The Kansas City Paparazzi

In Kansas City, stardom is at the fingertips of every Joe the plumber. And it appears my day has come.

Last week we received a notice in the mail from the Photo Enforcement Program. Ooh, fun, I thought. What could this be? Addressed to both of us, it was a document displaying two photos of our Explorer — one showed the car before entering into the intersection. Light was red. The other showed the car turning right, going on to its destination. Light still red.

Because of my husband’s track record, neither of us paused to consider that the car in the photo was the car I normally drive. He owned the offense. I owned it for him. He watched the video link, over and over, desperately seeking an explanation for his actions. He moped and I sought to hide my annoyance.

But not too hard.

He needed to KNOW actions like these have ramifications beyond our pocketbook! One hundred dollars less for our adoption, was at the tip of my tongue.

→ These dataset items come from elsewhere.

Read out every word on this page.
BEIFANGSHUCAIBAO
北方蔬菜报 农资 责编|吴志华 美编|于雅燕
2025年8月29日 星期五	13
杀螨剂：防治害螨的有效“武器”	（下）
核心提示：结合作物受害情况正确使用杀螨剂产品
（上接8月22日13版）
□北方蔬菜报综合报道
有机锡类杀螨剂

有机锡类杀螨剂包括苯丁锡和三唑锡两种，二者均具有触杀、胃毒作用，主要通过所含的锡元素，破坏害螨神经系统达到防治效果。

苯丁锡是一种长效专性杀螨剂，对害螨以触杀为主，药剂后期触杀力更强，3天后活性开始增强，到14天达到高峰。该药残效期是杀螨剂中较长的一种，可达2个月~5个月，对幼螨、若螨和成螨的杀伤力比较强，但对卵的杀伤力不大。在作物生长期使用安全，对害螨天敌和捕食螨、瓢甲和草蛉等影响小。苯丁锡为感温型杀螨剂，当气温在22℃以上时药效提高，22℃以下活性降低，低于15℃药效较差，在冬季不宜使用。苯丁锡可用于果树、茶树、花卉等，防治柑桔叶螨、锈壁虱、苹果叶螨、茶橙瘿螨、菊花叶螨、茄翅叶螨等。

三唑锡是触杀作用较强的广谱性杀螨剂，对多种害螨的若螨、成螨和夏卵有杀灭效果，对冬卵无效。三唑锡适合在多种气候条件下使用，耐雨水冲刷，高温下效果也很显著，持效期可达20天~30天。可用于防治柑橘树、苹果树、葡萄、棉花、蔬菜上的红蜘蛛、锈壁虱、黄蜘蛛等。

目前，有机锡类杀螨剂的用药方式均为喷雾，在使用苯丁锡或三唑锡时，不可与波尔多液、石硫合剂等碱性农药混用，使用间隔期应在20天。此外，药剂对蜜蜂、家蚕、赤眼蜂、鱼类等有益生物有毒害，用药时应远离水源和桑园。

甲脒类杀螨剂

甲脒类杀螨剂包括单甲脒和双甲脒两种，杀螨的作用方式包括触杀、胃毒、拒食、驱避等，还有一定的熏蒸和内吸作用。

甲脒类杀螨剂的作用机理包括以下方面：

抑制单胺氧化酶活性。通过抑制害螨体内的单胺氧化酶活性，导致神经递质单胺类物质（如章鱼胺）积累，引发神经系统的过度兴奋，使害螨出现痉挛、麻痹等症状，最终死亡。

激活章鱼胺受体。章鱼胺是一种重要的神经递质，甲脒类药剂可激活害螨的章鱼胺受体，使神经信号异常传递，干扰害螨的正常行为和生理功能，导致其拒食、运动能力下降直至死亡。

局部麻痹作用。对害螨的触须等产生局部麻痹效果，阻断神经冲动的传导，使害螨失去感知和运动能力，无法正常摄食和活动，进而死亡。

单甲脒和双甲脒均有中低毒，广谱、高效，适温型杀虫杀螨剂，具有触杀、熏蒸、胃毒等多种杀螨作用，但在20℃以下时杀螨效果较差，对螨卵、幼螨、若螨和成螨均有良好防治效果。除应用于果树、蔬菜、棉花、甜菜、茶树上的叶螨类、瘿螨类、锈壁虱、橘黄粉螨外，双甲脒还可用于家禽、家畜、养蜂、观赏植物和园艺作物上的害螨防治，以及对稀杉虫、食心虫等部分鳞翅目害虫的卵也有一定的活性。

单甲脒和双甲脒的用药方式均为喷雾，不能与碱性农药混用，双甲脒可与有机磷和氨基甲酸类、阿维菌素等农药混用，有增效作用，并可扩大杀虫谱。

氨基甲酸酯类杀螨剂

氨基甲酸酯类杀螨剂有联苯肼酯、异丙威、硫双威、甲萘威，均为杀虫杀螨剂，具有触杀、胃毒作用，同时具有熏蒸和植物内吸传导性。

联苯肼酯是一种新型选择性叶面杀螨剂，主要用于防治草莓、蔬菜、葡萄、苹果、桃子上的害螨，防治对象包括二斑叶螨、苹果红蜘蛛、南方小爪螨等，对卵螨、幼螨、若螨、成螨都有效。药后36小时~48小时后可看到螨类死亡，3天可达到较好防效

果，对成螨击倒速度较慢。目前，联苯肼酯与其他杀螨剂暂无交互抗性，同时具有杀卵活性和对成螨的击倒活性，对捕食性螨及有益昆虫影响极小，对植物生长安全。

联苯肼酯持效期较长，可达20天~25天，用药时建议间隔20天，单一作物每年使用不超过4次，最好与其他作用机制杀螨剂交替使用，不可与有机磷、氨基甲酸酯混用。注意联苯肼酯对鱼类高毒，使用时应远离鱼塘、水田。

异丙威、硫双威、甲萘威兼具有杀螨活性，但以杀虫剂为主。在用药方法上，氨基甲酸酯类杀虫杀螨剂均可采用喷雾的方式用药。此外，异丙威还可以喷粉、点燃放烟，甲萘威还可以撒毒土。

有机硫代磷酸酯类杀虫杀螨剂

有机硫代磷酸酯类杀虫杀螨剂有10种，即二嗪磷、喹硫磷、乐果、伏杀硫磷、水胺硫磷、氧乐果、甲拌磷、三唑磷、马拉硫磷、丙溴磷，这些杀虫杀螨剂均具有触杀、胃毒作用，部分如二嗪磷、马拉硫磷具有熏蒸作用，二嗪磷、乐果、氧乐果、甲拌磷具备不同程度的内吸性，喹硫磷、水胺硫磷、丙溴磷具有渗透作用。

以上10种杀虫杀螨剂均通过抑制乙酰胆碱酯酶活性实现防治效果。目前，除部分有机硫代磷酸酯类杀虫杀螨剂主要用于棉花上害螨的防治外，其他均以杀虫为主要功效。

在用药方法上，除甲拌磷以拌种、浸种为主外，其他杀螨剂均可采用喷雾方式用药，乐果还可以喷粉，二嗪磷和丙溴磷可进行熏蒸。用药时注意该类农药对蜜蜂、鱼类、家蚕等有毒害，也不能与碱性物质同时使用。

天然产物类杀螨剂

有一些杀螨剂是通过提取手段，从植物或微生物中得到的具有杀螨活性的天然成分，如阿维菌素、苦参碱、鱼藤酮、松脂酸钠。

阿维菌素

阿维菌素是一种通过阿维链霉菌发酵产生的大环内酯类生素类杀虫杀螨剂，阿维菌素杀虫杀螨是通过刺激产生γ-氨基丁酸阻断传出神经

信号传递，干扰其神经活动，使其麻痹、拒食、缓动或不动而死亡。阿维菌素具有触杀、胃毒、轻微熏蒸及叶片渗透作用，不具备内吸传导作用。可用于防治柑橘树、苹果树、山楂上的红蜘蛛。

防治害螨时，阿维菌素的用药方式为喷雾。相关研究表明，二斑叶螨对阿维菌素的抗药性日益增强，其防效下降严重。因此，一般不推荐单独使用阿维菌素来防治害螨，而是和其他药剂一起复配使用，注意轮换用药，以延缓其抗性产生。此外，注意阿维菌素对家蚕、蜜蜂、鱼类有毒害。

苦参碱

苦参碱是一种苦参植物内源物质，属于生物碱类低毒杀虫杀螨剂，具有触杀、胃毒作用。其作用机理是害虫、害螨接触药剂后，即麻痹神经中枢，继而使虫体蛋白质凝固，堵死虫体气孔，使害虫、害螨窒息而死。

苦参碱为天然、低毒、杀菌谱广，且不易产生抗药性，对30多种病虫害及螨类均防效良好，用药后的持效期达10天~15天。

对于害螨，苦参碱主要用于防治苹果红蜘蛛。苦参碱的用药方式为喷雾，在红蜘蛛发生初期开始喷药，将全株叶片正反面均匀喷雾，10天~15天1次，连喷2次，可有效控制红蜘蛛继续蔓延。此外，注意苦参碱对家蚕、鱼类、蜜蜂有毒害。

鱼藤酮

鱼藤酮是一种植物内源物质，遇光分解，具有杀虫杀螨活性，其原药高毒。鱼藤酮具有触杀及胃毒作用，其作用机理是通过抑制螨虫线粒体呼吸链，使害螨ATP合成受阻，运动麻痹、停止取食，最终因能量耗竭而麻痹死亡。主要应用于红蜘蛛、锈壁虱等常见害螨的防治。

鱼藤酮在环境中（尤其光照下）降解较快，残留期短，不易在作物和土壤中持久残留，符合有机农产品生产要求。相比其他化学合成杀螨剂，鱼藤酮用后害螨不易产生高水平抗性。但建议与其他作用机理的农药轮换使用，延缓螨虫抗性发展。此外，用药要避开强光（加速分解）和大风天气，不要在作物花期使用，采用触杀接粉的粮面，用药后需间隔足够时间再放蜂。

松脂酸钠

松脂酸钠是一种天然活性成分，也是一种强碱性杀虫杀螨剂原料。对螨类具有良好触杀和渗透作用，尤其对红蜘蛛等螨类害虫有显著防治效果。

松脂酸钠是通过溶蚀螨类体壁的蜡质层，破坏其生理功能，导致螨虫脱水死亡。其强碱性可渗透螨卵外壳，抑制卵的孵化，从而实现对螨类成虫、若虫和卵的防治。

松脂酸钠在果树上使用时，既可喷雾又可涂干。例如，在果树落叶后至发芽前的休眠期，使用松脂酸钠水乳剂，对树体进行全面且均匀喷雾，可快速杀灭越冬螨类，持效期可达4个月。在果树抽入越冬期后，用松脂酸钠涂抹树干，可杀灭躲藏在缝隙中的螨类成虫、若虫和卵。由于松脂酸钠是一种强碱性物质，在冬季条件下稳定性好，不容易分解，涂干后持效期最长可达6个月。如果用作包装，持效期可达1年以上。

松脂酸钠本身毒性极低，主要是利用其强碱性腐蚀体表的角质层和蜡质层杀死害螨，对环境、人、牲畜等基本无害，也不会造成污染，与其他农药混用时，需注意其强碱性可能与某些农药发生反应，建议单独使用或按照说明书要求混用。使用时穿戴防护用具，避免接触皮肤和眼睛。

Then after about a day of this subtle self-flogging, Nate glanced at the date and time stamp on the ticket, and, as if a light went off in his head: “Wait a second,” he said. “I hardly ever drive the Ford.”

Our eyes met as we both realized that the villain was actually a scapegoat for another.

Well, at least you won’t feel so bad now about all the tickets you’ve acquired in our marriage, I thought. And moved on. No sweat off my back. Everyone makes mistakes, right. Small potatoes in the scheme of things.

It was not until the next day that the skip in my step was threatened. With the mail that day came another notice, just like the first. And then another. Three total. All with photographs of my newly-famed Ford. All in the exact same spot.

Welcome to Kansas City, they say.

They must be duplicates, I thought. But nooooo. Sure enough, starting from just about the time that I began frequenting the prayer room as a part of my regular routine, I’ve been accruing tickets. Sadly, they date back to mid-September. The delay in the letter only meant I should be expecting about 3 weeks more of letters between then and now, when I realized I have a proclivity towards not stopping for right-turn reds.

I did the odds in my head. There had to be some days where the light was green. I surely won’t get a ticket for every day I went to the prayer room.

Then when I totaled up my dues, even given the odds, I quickly formulated my defense. Maybe I need my eyes checked. I have a red-only color-blindness! I knew those brake-pads needed to be checked — they aren’t stopping me quickly enough. I’m a newbie, getting used to new traffic patterns. A country girl trying to find her way in a big city of highways and interchanges. Caught up in prayer, preparing to encounter God.  Eyes fixed on Him — no time to see the traffic light!

I’ve decided to scrap them all and just plead for mercy.

By the time these tickets are due I will likely owe $1000, no exaggeration. Point taken. I screwed up. Again and again. One hand slap would have been sufficient for correction, but the delay in delivery will make for one raw hand. I’m just going to have to play dumb — which, given the circumstances won’t be too hard. Someone at that place has to have a sense of humor.

Nate is eating this up by the way. His sense of vengeance for all the years I’ve shed tears in confusion about how one person could get so many speeding tickets, and kept a not-so-secret tally of how much money his lead foot has cost us, is completely overriding the fact that he may need to start another business to pay for my obliviousness.

All because the big city (traffic) lights are on me.